L’originalité de ce film est de parler de quelqu’un qui a marqué l’histoire de son art en racontant cinquante-trois histoires.

 

            Nous sommes en 1959, Alfred Hitchcock est au sommet de sa gloire avec le succès planétaire de La Mort aux trousses. C’est bien connu, les grands ne se contentent jamais de ce qu’ils ont fait et se plaisent à aller vers d’autres directions. Après avoir lu une critique d’un livre prénommé Psycho, Hitchcock se lance dans ce projet. Il est bien le seul à y croire. La Paramount à qui il doit contractuellement encore un film se demande comment un film d’horreur sur fond de fait divers sordide mais commun peut intéresser le réalisateur.
Sa femme Alma Reville, qui l’a accompagné depuis toutes ces années, aspire à autre chose et aimerait que son époux ait plus de considération pour elle. Bref vous l’aurez compris, Alfred Hitchcock, est un homme seul. Il est seul et combatif et va jusqu’à hypothéquer sa maison californienne pour pouvoir réaliser ce film. Combatif aussi dans la scène à se tordre face au bureau de la censure ultra puritain de Hollywood.
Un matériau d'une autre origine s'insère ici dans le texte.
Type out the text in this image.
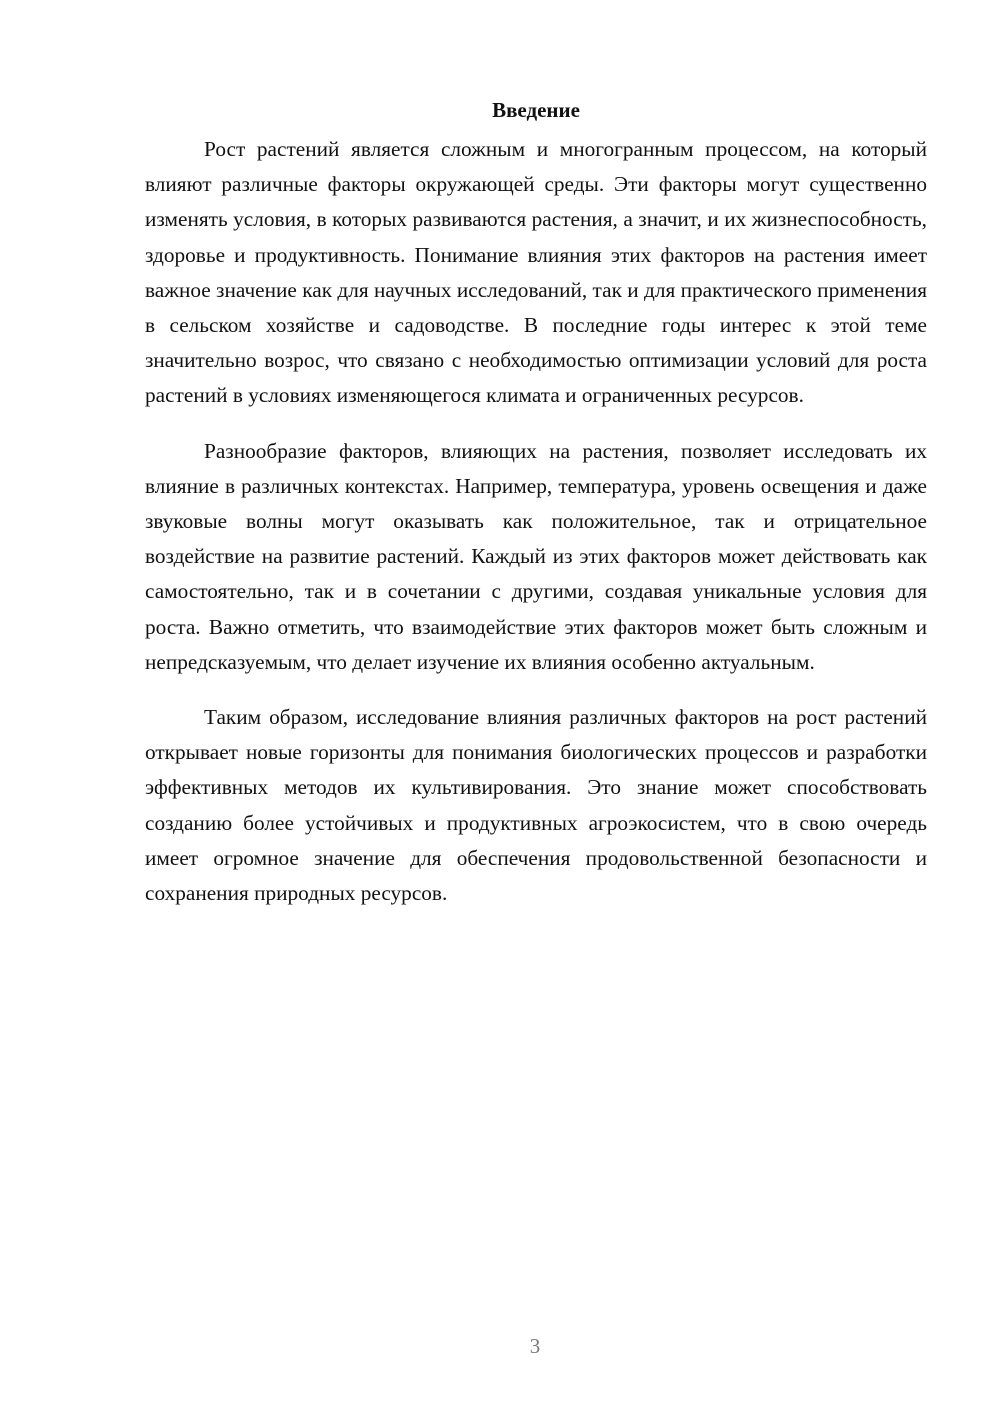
Введение

Рост растений является сложным и многогранным процессом, на который влияют различные факторы окружающей среды. Эти факторы могут существенно изменять условия, в которых развиваются растения, а значит, и их жизнеспособность, здоровье и продуктивность. Понимание влияния этих факторов на растения имеет важное значение как для научных исследований, так и для практического применения в сельском хозяйстве и садоводстве. В последние годы интерес к этой теме значительно возрос, что связано с необходимостью оптимизации условий для роста растений в условиях изменяющегося климата и ограниченных ресурсов.

Разнообразие факторов, влияющих на растения, позволяет исследовать их влияние в различных контекстах. Например, температура, уровень освещения и даже звуковые волны могут оказывать как положительное, так и отрицательное воздействие на развитие растений. Каждый из этих факторов может действовать как самостоятельно, так и в сочетании с другими, создавая уникальные условия для роста. Важно отметить, что взаимодействие этих факторов может быть сложным и непредсказуемым, что делает изучение их влияния особенно актуальным.

Таким образом, исследование влияния различных факторов на рост растений открывает новые горизонты для понимания биологических процессов и разработки эффективных методов их культивирования. Это знание может способствовать созданию более устойчивых и продуктивных агроэкосистем, что в свою очередь имеет огромное значение для обеспечения продовольственной безопасности и сохранения природных ресурсов.

3
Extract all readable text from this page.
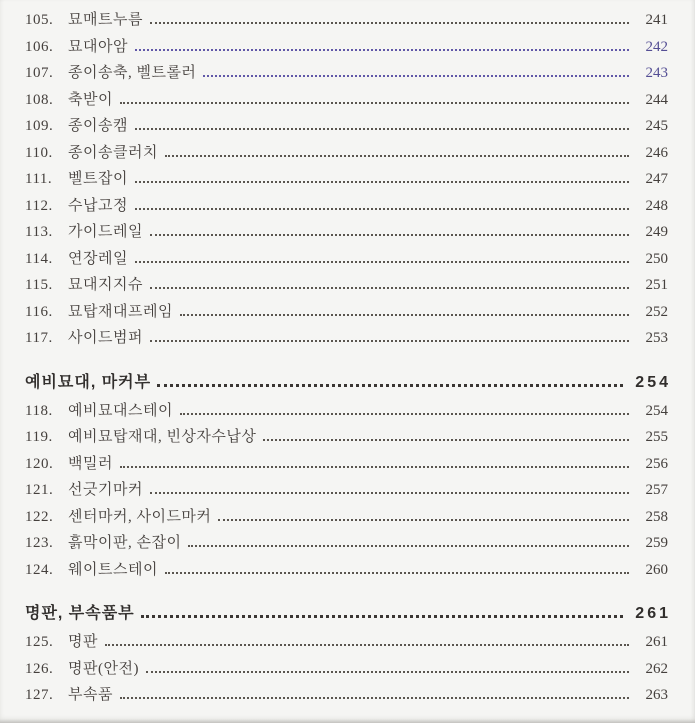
105. 묘매트누름	241
106. 묘대아암	242
107. 종이송축, 벨트롤러	243
108. 축받이	244
109. 종이송캠	245
110.	종이송클러치	246
111.	벨트잡이	247
112.	수납고정	248
113.	가이드레일	249
114.	연장레일	250
115.	묘대지지슈	251
116.	묘탑재대프레임	252
117.	사이드범퍼	253
예비묘대, 마커부	254
118.	예비묘대스테이	254
119.	예비묘탑재대, 빈상자수납상	255
120. 백밀러	256
121. 선긋기마커	257
122. 센터마커, 사이드마커	258
123. 흙막이판, 손잡이	259
124. 웨이트스테이	260
명판, 부속품부	261
125. 명판	261
126. 명판(안전)	262
127. 부속품	263
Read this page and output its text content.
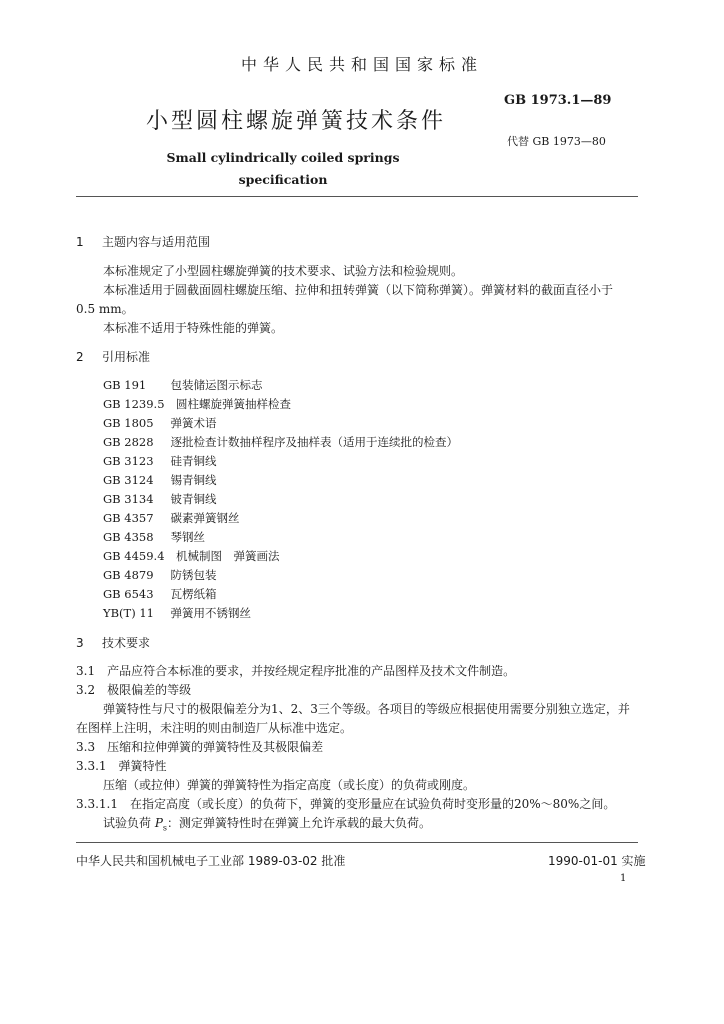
中华人民共和国国家标准
GB 1973.1—89
小型圆柱螺旋弹簧技术条件
代替 GB 1973—80
Small cylindrically coiled springs
specification
1 主题内容与适用范围
本标准规定了小型圆柱螺旋弹簧的技术要求、试验方法和检验规则。
本标准适用于圆截面圆柱螺旋压缩、拉伸和扭转弹簧（以下简称弹簧）。弹簧材料的截面直径小于
0.5 mm。
本标准不适用于特殊性能的弹簧。
2 引用标准
GB 191　 包装储运图示标志
GB 1239.5　 圆柱螺旋弹簧抽样检查
GB 1805　 弹簧术语
GB 2828　 逐批检查计数抽样程序及抽样表（适用于连续批的检查）
GB 3123　 硅青铜线
GB 3124　 锡青铜线
GB 3134　 铍青铜线
GB 4357　 碳素弹簧钢丝
GB 4358　 琴钢丝
GB 4459.4　 机械制图　弹簧画法
GB 4879　 防锈包装
GB 6543　 瓦楞纸箱
YB(T) 11　 弹簧用不锈钢丝
3 技术要求
3.1　产品应符合本标准的要求，并按经规定程序批准的产品图样及技术文件制造。
3.2　极限偏差的等级
弹簧特性与尺寸的极限偏差分为1、2、3三个等级。各项目的等级应根据使用需要分别独立选定，并
在图样上注明，未注明的则由制造厂从标准中选定。
3.3　压缩和拉伸弹簧的弹簧特性及其极限偏差
3.3.1　弹簧特性
压缩（或拉伸）弹簧的弹簧特性为指定高度（或长度）的负荷或刚度。
3.3.1.1　在指定高度（或长度）的负荷下，弹簧的变形量应在试验负荷时变形量的20%～80%之间。
试验负荷 $P_s$：测定弹簧特性时在弹簧上允许承载的最大负荷。
中华人民共和国机械电子工业部 1989-03-02 批准	1990-01-01 实施
1
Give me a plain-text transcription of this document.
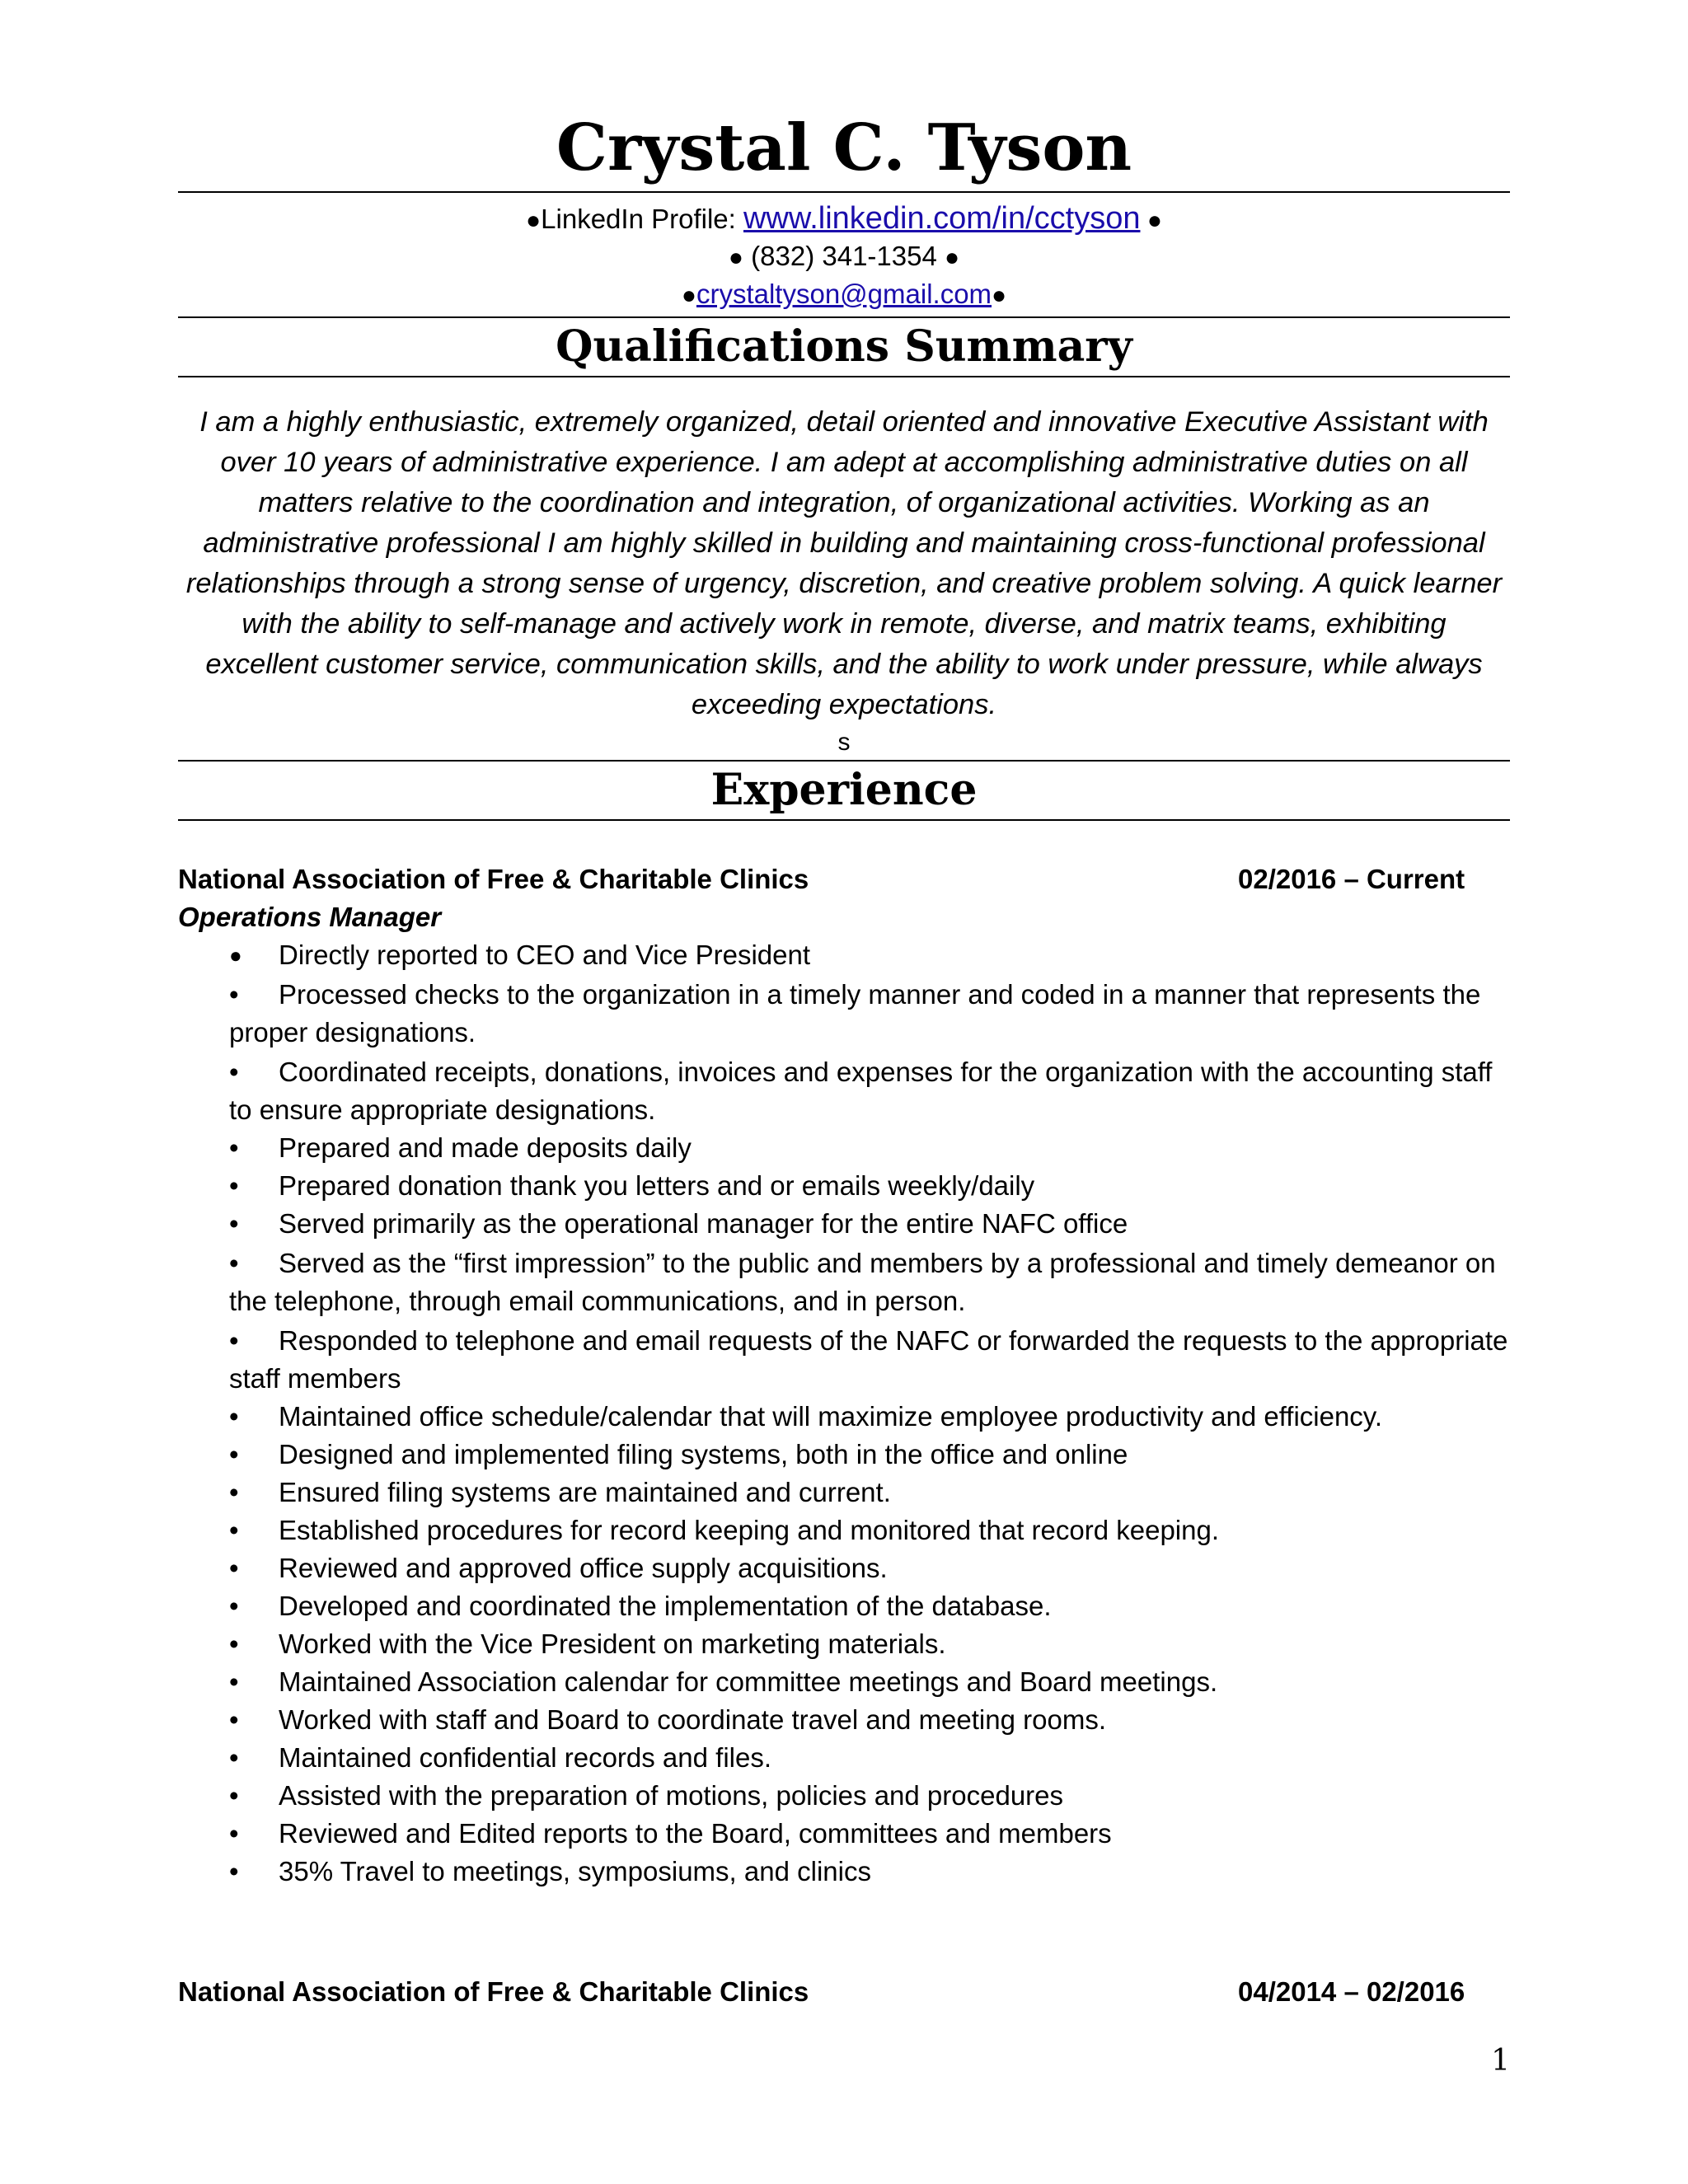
Crystal C. Tyson
●LinkedIn Profile: www.linkedin.com/in/cctyson ●
● (832) 341-1354 ●
●crystaltyson@gmail.com●
Qualifications Summary
I am a highly enthusiastic, extremely organized, detail oriented and innovative Executive Assistant with over 10 years of administrative experience. I am adept at accomplishing administrative duties on all matters relative to the coordination and integration, of organizational activities. Working as an administrative professional I am highly skilled in building and maintaining cross-functional professional relationships through a strong sense of urgency, discretion, and creative problem solving. A quick learner with the ability to self-manage and actively work in remote, diverse, and matrix teams, exhibiting excellent customer service, communication skills, and the ability to work under pressure, while always exceeding expectations.
s
Experience
National Association of Free & Charitable Clinics	02/2016 – Current
Operations Manager
● Directly reported to CEO and Vice President
• Processed checks to the organization in a timely manner and coded in a manner that represents the proper designations.
• Coordinated receipts, donations, invoices and expenses for the organization with the accounting staff to ensure appropriate designations.
• Prepared and made deposits daily
• Prepared donation thank you letters and or emails weekly/daily
• Served primarily as the operational manager for the entire NAFC office
• Served as the “first impression” to the public and members by a professional and timely demeanor on the telephone, through email communications, and in person.
• Responded to telephone and email requests of the NAFC or forwarded the requests to the appropriate staff members
• Maintained office schedule/calendar that will maximize employee productivity and efficiency.
• Designed and implemented filing systems, both in the office and online
• Ensured filing systems are maintained and current.
• Established procedures for record keeping and monitored that record keeping.
• Reviewed and approved office supply acquisitions.
• Developed and coordinated the implementation of the database.
• Worked with the Vice President on marketing materials.
• Maintained Association calendar for committee meetings and Board meetings.
• Worked with staff and Board to coordinate travel and meeting rooms.
• Maintained confidential records and files.
• Assisted with the preparation of motions, policies and procedures
• Reviewed and Edited reports to the Board, committees and members
• 35% Travel to meetings, symposiums, and clinics
National Association of Free & Charitable Clinics	04/2014 – 02/2016
1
Ce qui marque dans ce film c’est le contraste entre l’agitation du plateau et la solitude de la vie so british qu’il mène avec ces deux chiens qui sont pour lui des fils, son scotch nocturne. Ses excès aussi quand on le voit se faire livrer depuis Paris son foie gras.
Ce film est une pure réussite. Qu’on ait vu où non Psychose on est pris par la folie de ce film qui a traumatisé les douches de bien des femmes.
Jean Gabin avait dit que pour un bon film, il faut trois choses : une bonne histoire, une bonne histoire et une bonne histoire. Ce film prouve que c’est insuffisant, il faut aussi un grand réalisateur. Une personnalité qui donne toute sa personne pour la réalisation du métrage.

La réalisation du film est impeccable. Sacha Gervasi arrive à se mettre au service du film, ce qui est tout sauf facile. Anthony Hopkins est un acteur hors du commun dont les mots sont vains pour décrire son talent. Il arrive par la justesse de son jeu, à être Hitchcock sans le singer et l’imiter. Même en lisant le bottin, il nous ferait pleurer.
Helen Mirren est d’une immense classe en donnent une ampleur à son personnage de femme de l’ombre. Scarlett Johansson elle, est dans la lumière et montre encore  la versatilité de son jeu. J’imagine que si Hitchcock était encore avec nous il en ferait sa muse.
James D’Arcy interprète un Anthony Perkins plus vrai que nature.

 Vous l’aurez compris, Hitchcock n’est pas mort car avec ce génie la vie demeure et finalement c’est plutôt la mort qui à Hitchcock aux trousses.